Persuade Beyond the Stage

Your presentation doesn’t start the moment you enter the room; it starts the moment you’ve committed to speak—and it continues after the actual talk, as you follow up with the audience. If you take advantage of opportunities to reinforce your message at all three stages, you’re much more likely to change people’s thinking and behavior.

Before

How you position the talk before you even deliver it will have a big impact on the audience’s level of interest. Consider the most effective forms of communication to send out in advance. If you’re presenting to colleagues, you might e-mail them a summary of your message and a rough list of points you plan to cover, for example, or send a meeting request with a detailed agenda. If you’re going to speak to people from outside your organization—conference attendees, for instance—you may post your biography and talking points online and provide links to prereading material (published articles, abstracts of white papers, and so on).

Preparing strong supporting material may take as long as developing the presentation itself. However you choose to orient your audience members, make it clear how they will benefit from this talk.

During

If you need to distribute handouts during your talk, bring more than enough copies and recruit volunteers to pass them out at the right time. You can also tape secret messages under people’s chairs for retrieval at a key moment during your talk, have audience members hold up color-coded cards to give you feedback in real time, or give them all a prop to interact with, such as a product prototype.
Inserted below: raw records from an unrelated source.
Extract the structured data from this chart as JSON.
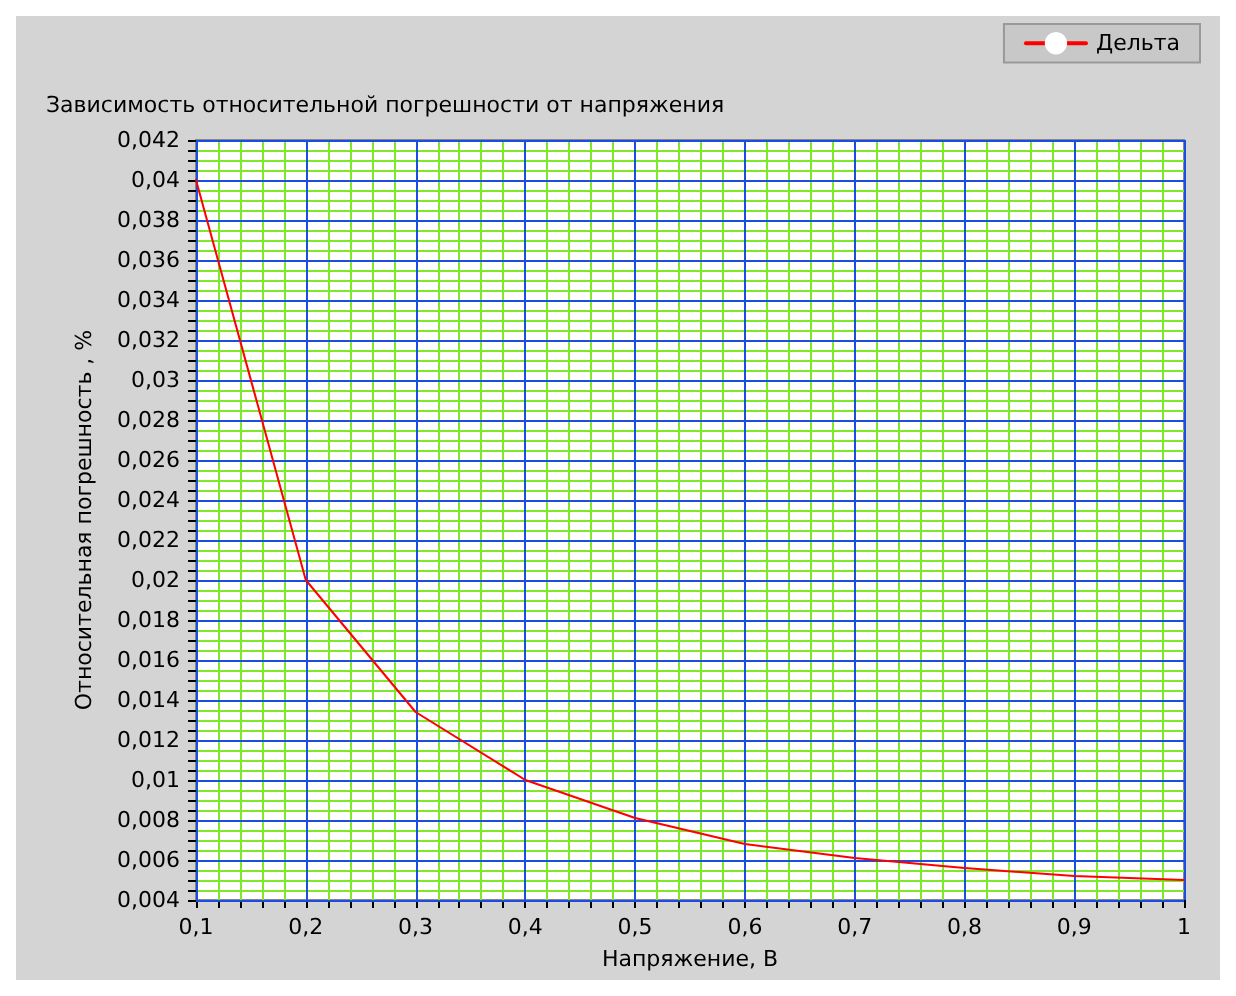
{
  "chart_data": {
    "type": "line",
    "title": "Зависимость относительной погрешности от напряжения",
    "xlabel": "Напряжение, В",
    "ylabel": "Относительная погрешность , %",
    "x": [
      0.1,
      0.2,
      0.3,
      0.4,
      0.5,
      0.6,
      0.7,
      0.8,
      0.9,
      1
    ],
    "series": [
      {
        "name": "Дельта",
        "color": "#ff0000",
        "values": [
          0.04,
          0.02,
          0.0134,
          0.01,
          0.0081,
          0.0068,
          0.0061,
          0.0056,
          0.0052,
          0.005
        ]
      }
    ],
    "xlim": [
      0.1,
      1
    ],
    "xticks": [
      {
        "value": 0.1,
        "label": "0,1"
      },
      {
        "value": 0.12,
        "label": null
      },
      {
        "value": 0.14,
        "label": null
      },
      {
        "value": 0.16,
        "label": null
      },
      {
        "value": 0.18,
        "label": null
      },
      {
        "value": 0.2,
        "label": "0,2"
      },
      {
        "value": 0.22,
        "label": null
      },
      {
        "value": 0.24,
        "label": null
      },
      {
        "value": 0.26,
        "label": null
      },
      {
        "value": 0.28,
        "label": null
      },
      {
        "value": 0.3,
        "label": "0,3"
      },
      {
        "value": 0.32,
        "label": null
      },
      {
        "value": 0.34,
        "label": null
      },
      {
        "value": 0.36,
        "label": null
      },
      {
        "value": 0.38,
        "label": null
      },
      {
        "value": 0.4,
        "label": "0,4"
      },
      {
        "value": 0.42,
        "label": null
      },
      {
        "value": 0.44,
        "label": null
      },
      {
        "value": 0.46,
        "label": null
      },
      {
        "value": 0.48,
        "label": null
      },
      {
        "value": 0.5,
        "label": "0,5"
      },
      {
        "value": 0.52,
        "label": null
      },
      {
        "value": 0.54,
        "label": null
      },
      {
        "value": 0.56,
        "label": null
      },
      {
        "value": 0.58,
        "label": null
      },
      {
        "value": 0.6,
        "label": "0,6"
      },
      {
        "value": 0.62,
        "label": null
      },
      {
        "value": 0.64,
        "label": null
      },
      {
        "value": 0.66,
        "label": null
      },
      {
        "value": 0.68,
        "label": null
      },
      {
        "value": 0.7,
        "label": "0,7"
      },
      {
        "value": 0.72,
        "label": null
      },
      {
        "value": 0.74,
        "label": null
      },
      {
        "value": 0.76,
        "label": null
      },
      {
        "value": 0.78,
        "label": null
      },
      {
        "value": 0.8,
        "label": "0,8"
      },
      {
        "value": 0.82,
        "label": null
      },
      {
        "value": 0.84,
        "label": null
      },
      {
        "value": 0.86,
        "label": null
      },
      {
        "value": 0.88,
        "label": null
      },
      {
        "value": 0.9,
        "label": "0,9"
      },
      {
        "value": 0.92,
        "label": null
      },
      {
        "value": 0.94,
        "label": null
      },
      {
        "value": 0.96,
        "label": null
      },
      {
        "value": 0.98,
        "label": null
      },
      1
    ],
    "ylim": [
      0.004,
      0.042
    ],
    "yticks": [
      {
        "value": 0.004,
        "label": "0,004"
      },
      {
        "value": 0.0045,
        "label": null
      },
      {
        "value": 0.005,
        "label": null
      },
      {
        "value": 0.0055,
        "label": null
      },
      {
        "value": 0.006,
        "label": "0,006"
      },
      {
        "value": 0.0065,
        "label": null
      },
      {
        "value": 0.007,
        "label": null
      },
      {
        "value": 0.0075,
        "label": null
      },
      {
        "value": 0.008,
        "label": "0,008"
      },
      {
        "value": 0.0085,
        "label": null
      },
      {
        "value": 0.009,
        "label": null
      },
      {
        "value": 0.0095,
        "label": null
      },
      {
        "value": 0.01,
        "label": "0,01"
      },
      {
        "value": 0.0105,
        "label": null
      },
      {
        "value": 0.011,
        "label": null
      },
      {
        "value": 0.0115,
        "label": null
      },
      {
        "value": 0.012,
        "label": "0,012"
      },
      {
        "value": 0.0125,
        "label": null
      },
      {
        "value": 0.013,
        "label": null
      },
      {
        "value": 0.0135,
        "label": null
      },
      {
        "value": 0.014,
        "label": "0,014"
      },
      {
        "value": 0.0145,
        "label": null
      },
      {
        "value": 0.015,
        "label": null
      },
      {
        "value": 0.0155,
        "label": null
      },
      {
        "value": 0.016,
        "label": "0,016"
      },
      {
        "value": 0.0165,
        "label": null
      },
      {
        "value": 0.017,
        "label": null
      },
      {
        "value": 0.0175,
        "label": null
      },
      {
        "value": 0.018,
        "label": "0,018"
      },
      {
        "value": 0.0185,
        "label": null
      },
      {
        "value": 0.019,
        "label": null
      },
      {
        "value": 0.0195,
        "label": null
      },
      {
        "value": 0.02,
        "label": "0,02"
      },
      {
        "value": 0.0205,
        "label": null
      },
      {
        "value": 0.021,
        "label": null
      },
      {
        "value": 0.0215,
        "label": null
      },
      {
        "value": 0.022,
        "label": "0,022"
      },
      {
        "value": 0.0225,
        "label": null
      },
      {
        "value": 0.023,
        "label": null
      },
      {
        "value": 0.0235,
        "label": null
      },
      {
        "value": 0.024,
        "label": "0,024"
      },
      {
        "value": 0.0245,
        "label": null
      },
      {
        "value": 0.025,
        "label": null
      },
      {
        "value": 0.0255,
        "label": null
      },
      {
        "value": 0.026,
        "label": "0,026"
      },
      {
        "value": 0.0265,
        "label": null
      },
      {
        "value": 0.027,
        "label": null
      },
      {
        "value": 0.0275,
        "label": null
      },
      {
        "value": 0.028,
        "label": "0,028"
      },
      {
        "value": 0.0285,
        "label": null
      },
      {
        "value": 0.029,
        "label": null
      },
      {
        "value": 0.0295,
        "label": null
      },
      {
        "value": 0.03,
        "label": "0,03"
      },
      {
        "value": 0.0305,
        "label": null
      },
      {
        "value": 0.031,
        "label": null
      },
      {
        "value": 0.0315,
        "label": null
      },
      {
        "value": 0.032,
        "label": "0,032"
      },
      {
        "value": 0.0325,
        "label": null
      },
      {
        "value": 0.033,
        "label": null
      },
      {
        "value": 0.0335,
        "label": null
      },
      {
        "value": 0.034,
        "label": "0,034"
      },
      {
        "value": 0.0345,
        "label": null
      },
      {
        "value": 0.035,
        "label": null
      },
      {
        "value": 0.0355,
        "label": null
      },
      {
        "value": 0.036,
        "label": "0,036"
      },
      {
        "value": 0.0365,
        "label": null
      },
      {
        "value": 0.037,
        "label": null
      },
      {
        "value": 0.0375,
        "label": null
      },
      {
        "value": 0.038,
        "label": "0,038"
      },
      {
        "value": 0.0385,
        "label": null
      },
      {
        "value": 0.039,
        "label": null
      },
      {
        "value": 0.0395,
        "label": null
      },
      {
        "value": 0.04,
        "label": "0,04"
      },
      {
        "value": 0.0405,
        "label": null
      },
      {
        "value": 0.041,
        "label": null
      },
      {
        "value": 0.0415,
        "label": null
      },
      {
        "value": 0.042,
        "label": "0,042"
      }
    ],
    "grid": true,
    "legend": "top right",
    "marker": "none",
    "line_style": "solid"
  }
}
And if you’re trying to create external buzz—about a launch, for example—post your slides online along with any videos or photos that support your presentation. Downloadable assets like these will make it easier for journalists, bloggers, and fans in social media circles to write about your talk. If appropriate, use webinar or streaming technology to further increase your audience reach.

After

Follow up with a thank-you note, a survey, or supplementary reading or viewing material to keep your message fresh in people’s minds. But don’t overtly solicit your audience. People should feel they’re getting additional insights and value—not doing extra work that benefits you more than it does them. For example, if you send a survey to find out what they think about a new service you’re offering, make it worth their time: Explain how their feedback will lead to benefits they’ll care about, and offer a relevant, attractive free product in exchange for their participation. When I wrap up a webinar on presentations, I set up a URL where the audience can access free digital content from my books on the topic. Attendees love getting free, useful tools like this. More than a quarter of them download the files.

By adding points of contact before, during, and after your presentation, you’ll make a lasting impression and increase the likelihood that your ideas will gain traction.